Bercy: Novak Djokovic, une élimination en question
TENNIS•Le Serbe, perturbé par des problèmes personnels, a laissé filer une rencontre qu'il avait très bien débutée...Julien Laloye, à Bercy
On serait méchant, on appellerait ça de l’imposture. Seul au monde face à Querrey pendant quarante minutes (6-0, 2-0), Novak Djokovic, rentré sur le Central de Bercy avec le masque de Dark Vador, est passé tout seul du côté obscur de la force. Le Serbe a à peine fait semblant de se battre à 4-2 contre lui dans la troisième manche, mais le service de l’Américain a fait taire toute tentative de rébellion –mollassonne- du numéro 1 mondial (0-6, 7-5, 6-4).
Un problème personnel?
La moue d’admiration au moment de serrer la main de Querray faisait déjà tâche quand on s’appelle Djokovic et qu’on a l’habitude de mastiquer ses adversaires un à un sur dur.
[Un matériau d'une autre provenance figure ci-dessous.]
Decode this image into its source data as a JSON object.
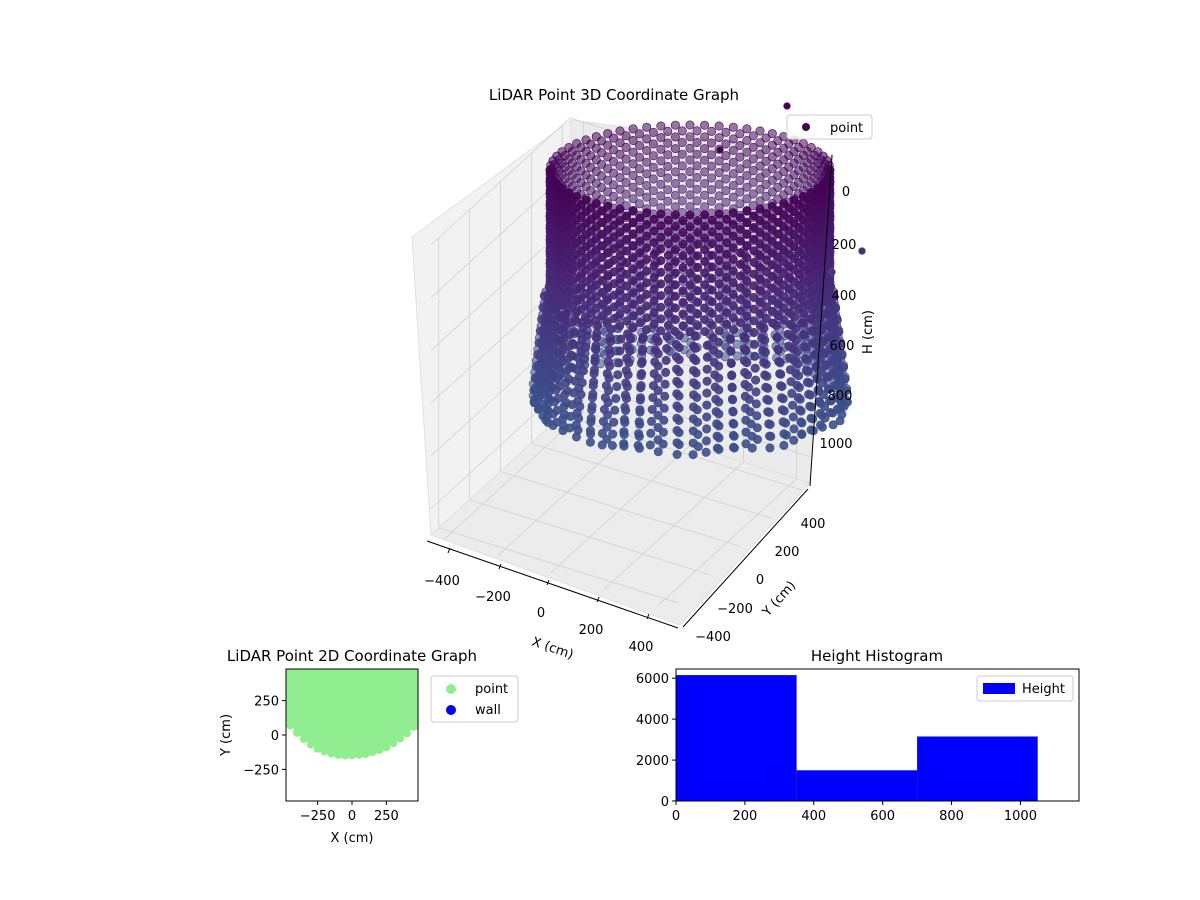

Mais le Serbe a vite levé le voile devant les médias : il n’avait pas grand-chose à faire de ce match. Passés deux minutes à faire l’éloge polie de son adversaire, Novak a lâché le morceau : «Si on regarde du bon côté, ça va me permette d’avoir un peu de repos avant Londres. J’ai passé quelques jours difficiles ces derniers temps, certaines choses se sont passées dans ma vie et j’ai besoin de me reposer ».
La version qui courrait ces derniers jours faisait état d’une gastro à vous faire vomir les tripes. Djkovic a lui-même accrédité la thèse en racontant son calvaire sur le court –« Je savais que ma plus grande difficulté dans ce match serait de tenir physiquement, à partir du deuxième set, je me suis senti vidé »- mais très franchement le vainqueur de l’Open d’Australie n’a pas eu l’air d’un zombie sur le terrain. Faut-il alors chercher du côté de l’était de santé de son père, objet de toutes les attention selon les médias serbes? «C’est un sujet privé et je souhaiterais que cela reste comme ça» a esquivé le Serbe, qui a fait un aller/retour express pour la Serbie en début de semaine.
Bercy déplumé
Il se pourrait donc qu’on parle d’un simple problème de timing entre l’agenda de Djokovic et celui du circuit. Mais cette élimination très précoce du meilleur joueur de l’année, associée aux forfaits de Nadal et Federer, fragilise encore plus la position du tournoi de Paris-Bercy, qui ne pourrait pas tomber plus mal dans le calendrier. Guy Forget, croisé dans le salon des joueurs, n’était pas dupe : « Quand tu mènes 6-2, 2-0…» Le directeur du tournoi n’a pas souhaité en dire plus. Il doit prier, maintenant, pour que Murray joue le jeu à fond ou qu’un Français aille jusqu’au bout afin de proposer des affiches présentables au public du POPB en fin de semaine.